- 2008 DVD cover
- Directed by: Ryan Little
- Written by: David Pliler
- Produced by: Ryan Little; Adam Abel;
- Starring: Ryan Kelley; Arielle Kebbel; Dan Byrd; Brent Weber; Bruce McGill; James Gammon; Shauna Thompson; James Karen; Rick Macy; Brian Peck; Ron Melendez;
- Cinematography: T. C. Christensen Geno Salvatori
- Edited by: John Lyde
- Music by: Jay Bateman
- Release date: 2006;
- Running time: 87 min.
- Country: United States
- Language: English

= Outlaw Trail: The Treasure of Butch Cassidy =

Outlaw Trail: The Treasure of Butch Cassidy is a 2006 American adventure film, produced and directed by Ryan Little. It is loosely based on legends arising from the fate of real-life Western outlaw Butch Cassidy, the alias of Robert LeRoy Parker, whose gang robbed trains and banks in the 1890s. Cassidy fled to South America in 1901, where he is believed to have died in 1908.

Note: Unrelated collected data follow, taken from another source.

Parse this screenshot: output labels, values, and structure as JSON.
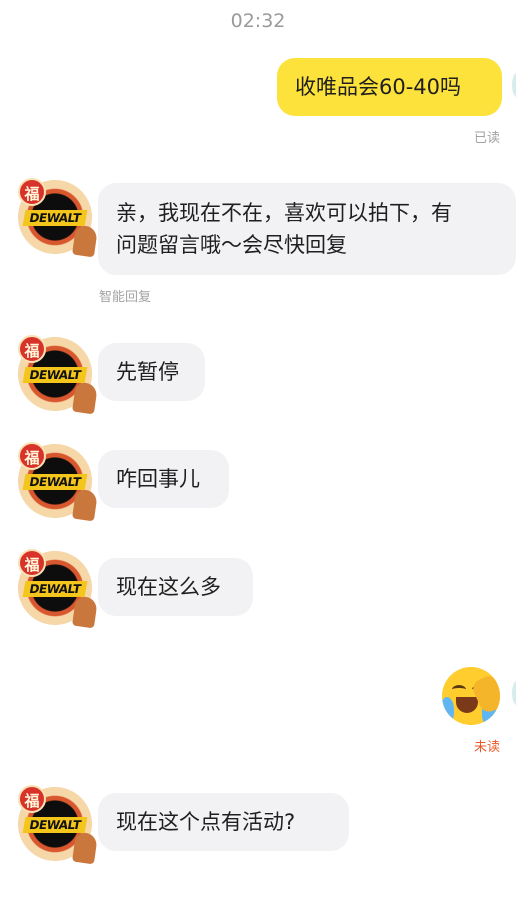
{
  "header": {
    "time": "02:32"
  },
  "messages": [
    {
      "direction": "out",
      "text": "收唯品会60-40吗",
      "status": "已读"
    },
    {
      "direction": "in",
      "lines": [
        "亲，我现在不在，喜欢可以拍下，有",
        "问题留言哦～会尽快回复"
      ],
      "caption": "智能回复"
    },
    {
      "direction": "in",
      "text": "先暂停"
    },
    {
      "direction": "in",
      "text": "咋回事儿"
    },
    {
      "direction": "in",
      "text": "现在这么多"
    },
    {
      "direction": "out",
      "emoji": "crying-laughing-emoji",
      "status": "未读"
    },
    {
      "direction": "in",
      "text": "现在这个点有活动?"
    }
  ],
  "avatar": {
    "icon": "dewalt-shop-avatar-icon",
    "badge_char": "福",
    "brand_text": "DEWALT"
  },
  "colors": {
    "out_bubble": "#fce23a",
    "in_bubble": "#f2f2f4",
    "unread_status": "#ea5a25"
  }
}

The film continues the Butch Cassidy saga beyond the ending of the 1969 Robert Redford–Paul Newman hit film, Butch Cassidy and the Sundance Kid, in 1908. The protagonist, Cassidy's teenage grand-nephew, Roy Parker, sets out in 1951 to find the treasure he believes Cassidy left behind in Utah. Overcoming his unforgiving grandfather's opposition, Roy and friends are involved in several chase scenes, pursued by criminals.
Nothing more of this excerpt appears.